Given the enormous importance of maritime trade for the world trading system, there are considerable concerns about the potential impact of terrorist attacks. Recent incidents involving shots at oil refineries or gas terminals and container or cargo ships, including at maritime bottlenecks, as well as hijackings have raised awareness of maritime terrorism. At the same time, opinions differ as to whether the phenomenon is exaggerated.
Patricia Schneider argues in her latest book chapter that in order to assess this, one must first understand the true characteristics and risk potential. This in turn is a prerequisite for deciding on appropriate security policy measures. The author uses data from the Global Terrorism Database for her research. She applies the strictest terrorism criteria available there in order to filter out only those cases in which there is essentially no doubt about the terrorist context. Patricia Schneider includes only successful attacks and thus evaluates 72 cases for the years 2010-2017. She describes regional shifts and the main actors and characteristics of the attacks.
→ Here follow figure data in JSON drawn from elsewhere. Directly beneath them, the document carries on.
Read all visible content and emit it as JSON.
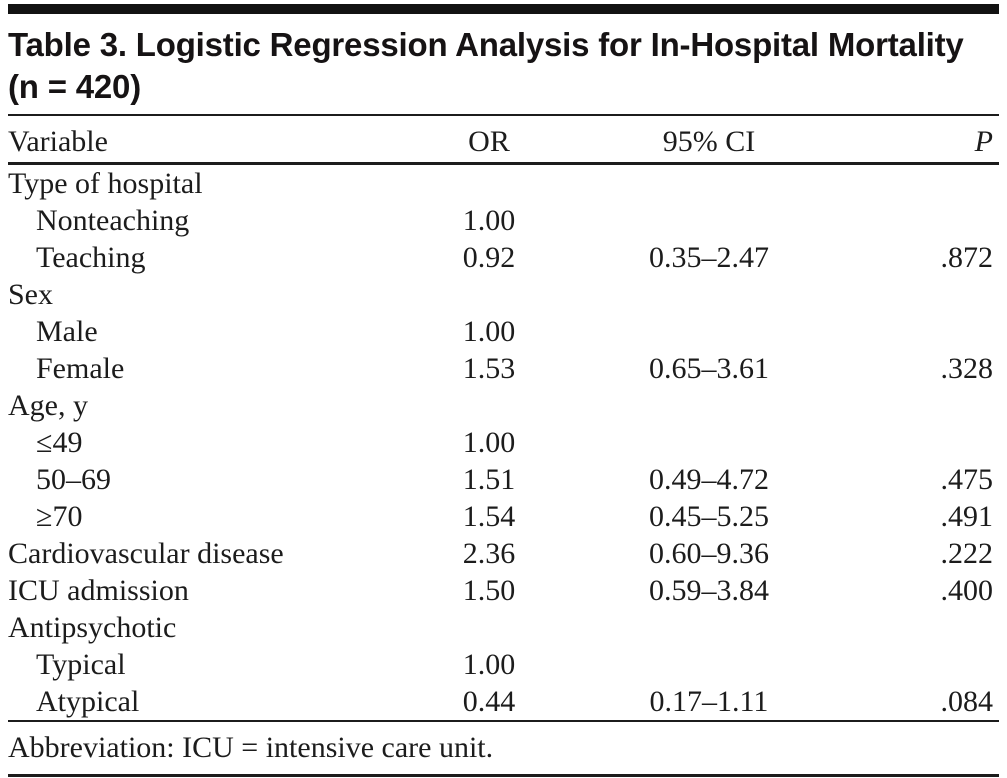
{
  "table": {
    "title_line1": "Table 3. Logistic Regression Analysis for In-Hospital Mortality",
    "title_line2": "(n = 420)",
    "columns": [
      "Variable",
      "OR",
      "95% CI",
      "P"
    ],
    "rows": [
      {
        "variable": "Type of hospital",
        "indent": false,
        "or": "",
        "ci": "",
        "p": ""
      },
      {
        "variable": "Nonteaching",
        "indent": true,
        "or": "1.00",
        "ci": "",
        "p": ""
      },
      {
        "variable": "Teaching",
        "indent": true,
        "or": "0.92",
        "ci": "0.35–2.47",
        "p": ".872"
      },
      {
        "variable": "Sex",
        "indent": false,
        "or": "",
        "ci": "",
        "p": ""
      },
      {
        "variable": "Male",
        "indent": true,
        "or": "1.00",
        "ci": "",
        "p": ""
      },
      {
        "variable": "Female",
        "indent": true,
        "or": "1.53",
        "ci": "0.65–3.61",
        "p": ".328"
      },
      {
        "variable": "Age, y",
        "indent": false,
        "or": "",
        "ci": "",
        "p": ""
      },
      {
        "variable": "≤49",
        "indent": true,
        "or": "1.00",
        "ci": "",
        "p": ""
      },
      {
        "variable": "50–69",
        "indent": true,
        "or": "1.51",
        "ci": "0.49–4.72",
        "p": ".475"
      },
      {
        "variable": "≥70",
        "indent": true,
        "or": "1.54",
        "ci": "0.45–5.25",
        "p": ".491"
      },
      {
        "variable": "Cardiovascular disease",
        "indent": false,
        "or": "2.36",
        "ci": "0.60–9.36",
        "p": ".222"
      },
      {
        "variable": "ICU admission",
        "indent": false,
        "or": "1.50",
        "ci": "0.59–3.84",
        "p": ".400"
      },
      {
        "variable": "Antipsychotic",
        "indent": false,
        "or": "",
        "ci": "",
        "p": ""
      },
      {
        "variable": "Typical",
        "indent": true,
        "or": "1.00",
        "ci": "",
        "p": ""
      },
      {
        "variable": "Atypical",
        "indent": true,
        "or": "0.44",
        "ci": "0.17–1.11",
        "p": ".084"
      }
    ],
    "footnote": "Abbreviation: ICU = intensive care unit.",
    "colors": {
      "text": "#1c1c1c",
      "rule": "#1c1c1c",
      "topbar": "#121212",
      "background": "#ffffff"
    }
  }
}
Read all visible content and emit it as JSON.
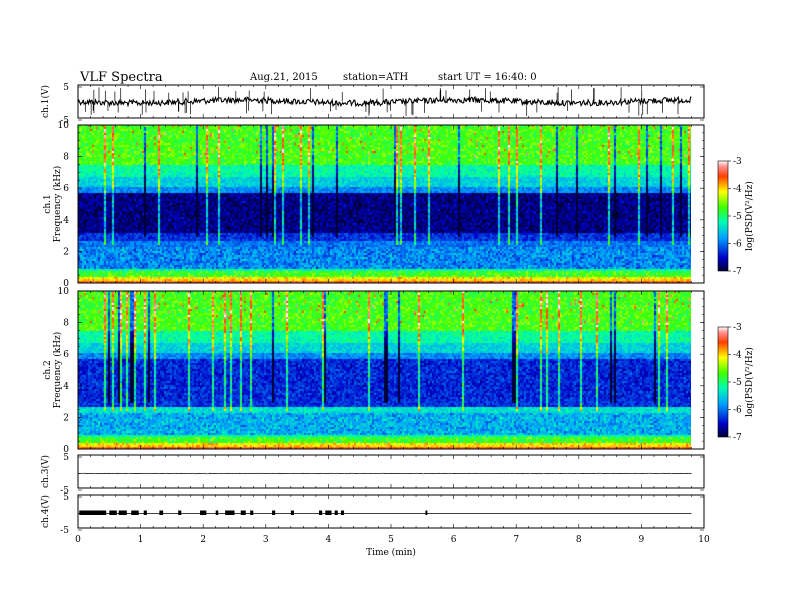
{
  "header": {
    "title": "VLF  Spectra",
    "date": "Aug.21, 2015",
    "station": "station=ATH",
    "start": "start  UT  =   16:40: 0"
  },
  "chart_data": {
    "type": "heatmap",
    "xlabel": "Time  (min)",
    "xlim": [
      0,
      10
    ],
    "xticks": [
      "0",
      "1",
      "2",
      "3",
      "4",
      "5",
      "6",
      "7",
      "8",
      "9",
      "10"
    ],
    "data_end_min": 9.8,
    "panels": [
      {
        "id": "ch1-waveform",
        "type": "line",
        "ylabel": "ch.1(V)",
        "ylim": [
          -5,
          5
        ],
        "ytick_labels": [
          "5",
          "-5"
        ]
      },
      {
        "id": "ch1-spectrogram",
        "type": "heatmap",
        "ylabel_top": "ch.1",
        "ylabel": "Frequency  (kHz)",
        "ylim": [
          0,
          10
        ],
        "ytick_labels": [
          "0",
          "2",
          "4",
          "6",
          "8",
          "10"
        ],
        "colorbar": {
          "label": "log(PSD(V²/Hz)",
          "range": [
            -7,
            -3
          ],
          "tick_labels": [
            "-3",
            "-4",
            "-5",
            "-6",
            "-7"
          ]
        }
      },
      {
        "id": "ch2-spectrogram",
        "type": "heatmap",
        "ylabel_top": "ch.2",
        "ylabel": "Frequency  (kHz)",
        "ylim": [
          0,
          10
        ],
        "ytick_labels": [
          "0",
          "2",
          "4",
          "6",
          "8",
          "10"
        ],
        "colorbar": {
          "label": "log(PSD(V²/Hz)",
          "range": [
            -7,
            -3
          ],
          "tick_labels": [
            "-3",
            "-4",
            "-5",
            "-6",
            "-7"
          ]
        }
      },
      {
        "id": "ch3-waveform",
        "type": "line",
        "ylabel": "ch.3(V)",
        "ylim": [
          -5,
          5
        ],
        "ytick_labels": [
          "5",
          "-5"
        ]
      },
      {
        "id": "ch4-waveform",
        "type": "line",
        "ylabel": "ch.4(V)",
        "ylim": [
          -5,
          5
        ],
        "ytick_labels": [
          "5",
          "-5"
        ]
      }
    ]
  }
}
The Peace Researcher argues that a more specific analysis of the attacks as well as the actor context could lead to more specific and thus more appropriate policy response.
Schneider, Patricia: Recent Trends in Global Maritime Terrorism, in: Lucas, Edward R., Thomas Crosbie, Samuel Rivera-Paez, and Felix Jensen (eds.), Maritime Security: Counter-Terrorism Lessons from Maritime Piracy and Narcotics Interdiction (Amsterdam: IOS Press - NATO Science for Peace and Security Series, 2020), pp. 187-206.